一般情况下要用多个指针，但是可以直接消灭后一个，也算删除。
杀不掉我，我就变成你，然后再干掉你，就等于杀死了自己。

class Solution {
public:
    void deleteNode(ListNode* node) {
         node->val = node->next->val;
    node->next = node->next->next;
        
    }
};

02.04 分割链表

直接新开俩链表，暴力循环即可。
虚拟头节点，练习一下python

class Solution:
    def partition(self, head: ListNode, x: int) -> ListNode:
        dummy1, dummy2 = ListNode(), ListNode()
        cur1,cur2, cur = dummy1, dummy2, head
        while cur:
            if cur.val < x:
                cur1.next = cur
                cur1 = cur1.next
            else:
                cur2.next = cur
                cur2 = cur2.next
            cur = cur.next
        cur1.next, cur2.next = dummy2.next, None
        return dummy1.next

02.05 链表求和

暴力求解即可

02.06 回文链表

这个比较有意思
先用快慢指针将链表分成两段，再将后一段链表翻转。
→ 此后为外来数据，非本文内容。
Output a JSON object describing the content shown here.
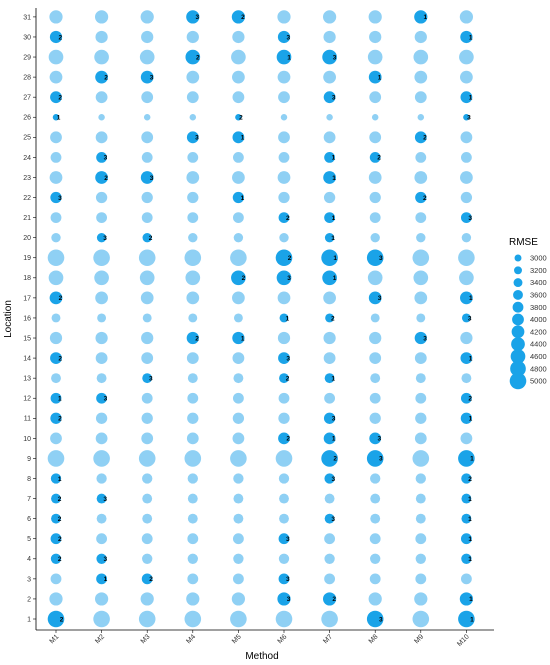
{
  "chart_data": {
    "type": "scatter",
    "subtype": "bubble-matrix",
    "xlabel": "Method",
    "ylabel": "Location",
    "methods": [
      "M1",
      "M2",
      "M3",
      "M4",
      "M5",
      "M6",
      "M7",
      "M8",
      "M9",
      "M10"
    ],
    "locations": [
      1,
      2,
      3,
      4,
      5,
      6,
      7,
      8,
      9,
      10,
      11,
      12,
      13,
      14,
      15,
      16,
      17,
      18,
      19,
      20,
      21,
      22,
      23,
      24,
      25,
      26,
      27,
      28,
      29,
      30,
      31
    ],
    "legend": {
      "title": "RMSE",
      "placement": "right",
      "values": [
        3000,
        3200,
        3400,
        3600,
        3800,
        4000,
        4200,
        4400,
        4600,
        4800,
        5000
      ]
    },
    "colors": {
      "ranked": "#1aa3e8",
      "unranked": "#8fd0f4"
    },
    "location_rmse": {
      "1": 5000,
      "2": 4300,
      "3": 3800,
      "4": 3700,
      "5": 3800,
      "6": 3600,
      "7": 3600,
      "8": 3700,
      "9": 5000,
      "10": 4000,
      "11": 3900,
      "12": 3800,
      "13": 3600,
      "14": 4000,
      "15": 4100,
      "16": 3400,
      "17": 4200,
      "18": 4600,
      "19": 5000,
      "20": 3500,
      "21": 3800,
      "22": 3900,
      "23": 4200,
      "24": 3800,
      "25": 4000,
      "26": 2900,
      "27": 4000,
      "28": 4200,
      "29": 4600,
      "30": 4100,
      "31": 4300
    },
    "ranks": [
      {
        "location": 1,
        "method": "M1",
        "rank": "2"
      },
      {
        "location": 1,
        "method": "M8",
        "rank": "3"
      },
      {
        "location": 1,
        "method": "M10",
        "rank": "1"
      },
      {
        "location": 2,
        "method": "M6",
        "rank": "3"
      },
      {
        "location": 2,
        "method": "M7",
        "rank": "2"
      },
      {
        "location": 2,
        "method": "M10",
        "rank": "1"
      },
      {
        "location": 3,
        "method": "M2",
        "rank": "1"
      },
      {
        "location": 3,
        "method": "M3",
        "rank": "2"
      },
      {
        "location": 3,
        "method": "M6",
        "rank": "3"
      },
      {
        "location": 4,
        "method": "M1",
        "rank": "2"
      },
      {
        "location": 4,
        "method": "M2",
        "rank": "3"
      },
      {
        "location": 4,
        "method": "M10",
        "rank": "1"
      },
      {
        "location": 5,
        "method": "M1",
        "rank": "2"
      },
      {
        "location": 5,
        "method": "M6",
        "rank": "3"
      },
      {
        "location": 5,
        "method": "M10",
        "rank": "1"
      },
      {
        "location": 6,
        "method": "M1",
        "rank": "2"
      },
      {
        "location": 6,
        "method": "M7",
        "rank": "3"
      },
      {
        "location": 6,
        "method": "M10",
        "rank": "1"
      },
      {
        "location": 7,
        "method": "M1",
        "rank": "2"
      },
      {
        "location": 7,
        "method": "M2",
        "rank": "3"
      },
      {
        "location": 7,
        "method": "M10",
        "rank": "1"
      },
      {
        "location": 8,
        "method": "M1",
        "rank": "1"
      },
      {
        "location": 8,
        "method": "M7",
        "rank": "3"
      },
      {
        "location": 8,
        "method": "M10",
        "rank": "2"
      },
      {
        "location": 9,
        "method": "M7",
        "rank": "2"
      },
      {
        "location": 9,
        "method": "M8",
        "rank": "3"
      },
      {
        "location": 9,
        "method": "M10",
        "rank": "1"
      },
      {
        "location": 10,
        "method": "M6",
        "rank": "2"
      },
      {
        "location": 10,
        "method": "M7",
        "rank": "1"
      },
      {
        "location": 10,
        "method": "M8",
        "rank": "3"
      },
      {
        "location": 11,
        "method": "M1",
        "rank": "2"
      },
      {
        "location": 11,
        "method": "M7",
        "rank": "3"
      },
      {
        "location": 11,
        "method": "M10",
        "rank": "1"
      },
      {
        "location": 12,
        "method": "M1",
        "rank": "1"
      },
      {
        "location": 12,
        "method": "M2",
        "rank": "3"
      },
      {
        "location": 12,
        "method": "M10",
        "rank": "2"
      },
      {
        "location": 13,
        "method": "M3",
        "rank": "3"
      },
      {
        "location": 13,
        "method": "M6",
        "rank": "2"
      },
      {
        "location": 13,
        "method": "M7",
        "rank": "1"
      },
      {
        "location": 14,
        "method": "M1",
        "rank": "2"
      },
      {
        "location": 14,
        "method": "M6",
        "rank": "3"
      },
      {
        "location": 14,
        "method": "M10",
        "rank": "1"
      },
      {
        "location": 15,
        "method": "M4",
        "rank": "2"
      },
      {
        "location": 15,
        "method": "M5",
        "rank": "1"
      },
      {
        "location": 15,
        "method": "M9",
        "rank": "3"
      },
      {
        "location": 16,
        "method": "M6",
        "rank": "1"
      },
      {
        "location": 16,
        "method": "M7",
        "rank": "2"
      },
      {
        "location": 16,
        "method": "M10",
        "rank": "3"
      },
      {
        "location": 17,
        "method": "M1",
        "rank": "2"
      },
      {
        "location": 17,
        "method": "M8",
        "rank": "3"
      },
      {
        "location": 17,
        "method": "M10",
        "rank": "1"
      },
      {
        "location": 18,
        "method": "M5",
        "rank": "2"
      },
      {
        "location": 18,
        "method": "M6",
        "rank": "3"
      },
      {
        "location": 18,
        "method": "M7",
        "rank": "1"
      },
      {
        "location": 19,
        "method": "M6",
        "rank": "2"
      },
      {
        "location": 19,
        "method": "M7",
        "rank": "1"
      },
      {
        "location": 19,
        "method": "M8",
        "rank": "3"
      },
      {
        "location": 20,
        "method": "M2",
        "rank": "3"
      },
      {
        "location": 20,
        "method": "M3",
        "rank": "2"
      },
      {
        "location": 20,
        "method": "M7",
        "rank": "1"
      },
      {
        "location": 21,
        "method": "M6",
        "rank": "2"
      },
      {
        "location": 21,
        "method": "M7",
        "rank": "1"
      },
      {
        "location": 21,
        "method": "M10",
        "rank": "3"
      },
      {
        "location": 22,
        "method": "M1",
        "rank": "3"
      },
      {
        "location": 22,
        "method": "M5",
        "rank": "1"
      },
      {
        "location": 22,
        "method": "M9",
        "rank": "2"
      },
      {
        "location": 23,
        "method": "M2",
        "rank": "2"
      },
      {
        "location": 23,
        "method": "M3",
        "rank": "3"
      },
      {
        "location": 23,
        "method": "M7",
        "rank": "1"
      },
      {
        "location": 24,
        "method": "M2",
        "rank": "3"
      },
      {
        "location": 24,
        "method": "M7",
        "rank": "1"
      },
      {
        "location": 24,
        "method": "M8",
        "rank": "2"
      },
      {
        "location": 25,
        "method": "M4",
        "rank": "3"
      },
      {
        "location": 25,
        "method": "M5",
        "rank": "1"
      },
      {
        "location": 25,
        "method": "M9",
        "rank": "2"
      },
      {
        "location": 26,
        "method": "M1",
        "rank": "1"
      },
      {
        "location": 26,
        "method": "M5",
        "rank": "2"
      },
      {
        "location": 26,
        "method": "M10",
        "rank": "3"
      },
      {
        "location": 27,
        "method": "M1",
        "rank": "2"
      },
      {
        "location": 27,
        "method": "M7",
        "rank": "3"
      },
      {
        "location": 27,
        "method": "M10",
        "rank": "1"
      },
      {
        "location": 28,
        "method": "M2",
        "rank": "2"
      },
      {
        "location": 28,
        "method": "M3",
        "rank": "3"
      },
      {
        "location": 28,
        "method": "M8",
        "rank": "1"
      },
      {
        "location": 29,
        "method": "M4",
        "rank": "2"
      },
      {
        "location": 29,
        "method": "M6",
        "rank": "1"
      },
      {
        "location": 29,
        "method": "M7",
        "rank": "3"
      },
      {
        "location": 30,
        "method": "M1",
        "rank": "2"
      },
      {
        "location": 30,
        "method": "M6",
        "rank": "3"
      },
      {
        "location": 30,
        "method": "M10",
        "rank": "1"
      },
      {
        "location": 31,
        "method": "M4",
        "rank": "3"
      },
      {
        "location": 31,
        "method": "M5",
        "rank": "2"
      },
      {
        "location": 31,
        "method": "M9",
        "rank": "1"
      }
    ],
    "grid": false
  }
}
之后依次比较即可。

class Solution {
public:
    bool isPalindrome(ListNode* head) {
        if ( !head ) return true;
        ListNode* fast = head->next, *slow = head;
        while( fast && fast->next ){
            fast = fast->next->next;
            slow = slow->next;
        }
        // slow->next是后半段的链表的head   长度为5的话，slow在第三个，拆一下，32
        // 把后半段翻转
        ListNode* pre=NULL, *cur=slow->next, *sav;
        while(cur){
            sav = cur->next;
            cur->next = pre;
            pre = cur;
            cur = sav;
        }
        // 翻转结束
        // pre就是翻转后的head
        cur = pre;
        fast = head;
        while(cur&&fast&&cur->val==fast->val){
            cur = cur->next;
            fast = fast->next;
        }
        bool res = cur==NULL;
        // 还原链表
        /*
        cur = pre;
        pre = NULL;
        while(cur){
            sav = cur->next;
            cur->next = pre;
            pre = cur;
            cur = sav;
        }
        slow->next = pre;
        */
        return res;
    }
};

02.07 链表相交

这题真nb,凡是数学题都nb

class Solution {
public:
    ListNode *getIntersectionNode(ListNode *headA, ListNode *headB) {
        ListNode *h1=headA, *h2=headB;
        while(h1!=h2)
        {
            h1=h1==nullptr? headB: h1->next;
            h2=h2==nullptr? headA: h2->next;
        }
        return h1;
    }
};

设交集链表长c,链表1除交集的长度为a，链表2除交集的长度为b，有
a + c + b = b + c + a
若无交集，则a + b = b + a

02.08 环路检测

常考

可以参考严格的数学证明
https://leetcode-cn.com/problems/linked-list-cycle-lcci/solution/kuai-man-zhi-zhen-zheng-ming-bi-jiao-yan-jin-by-ch/

class Solution {
public:
    ListNode *detectCycle(ListNode *head) {
        ListNode *slow = head, *fast = head;
        while (fast != nullptr) {
            slow = slow->next;
            if (fast->next == nullptr) {
                return nullptr;
            }
            fast = fast->next->next;
            if (fast == slow) {  //当快慢指针相遇后
                ListNode *ptr = head;
                while (ptr != slow) {
                    ptr = ptr->next;
                    slow = slow->next;
                }
                return ptr;
            }
        }
        return nullptr;
        
    }
};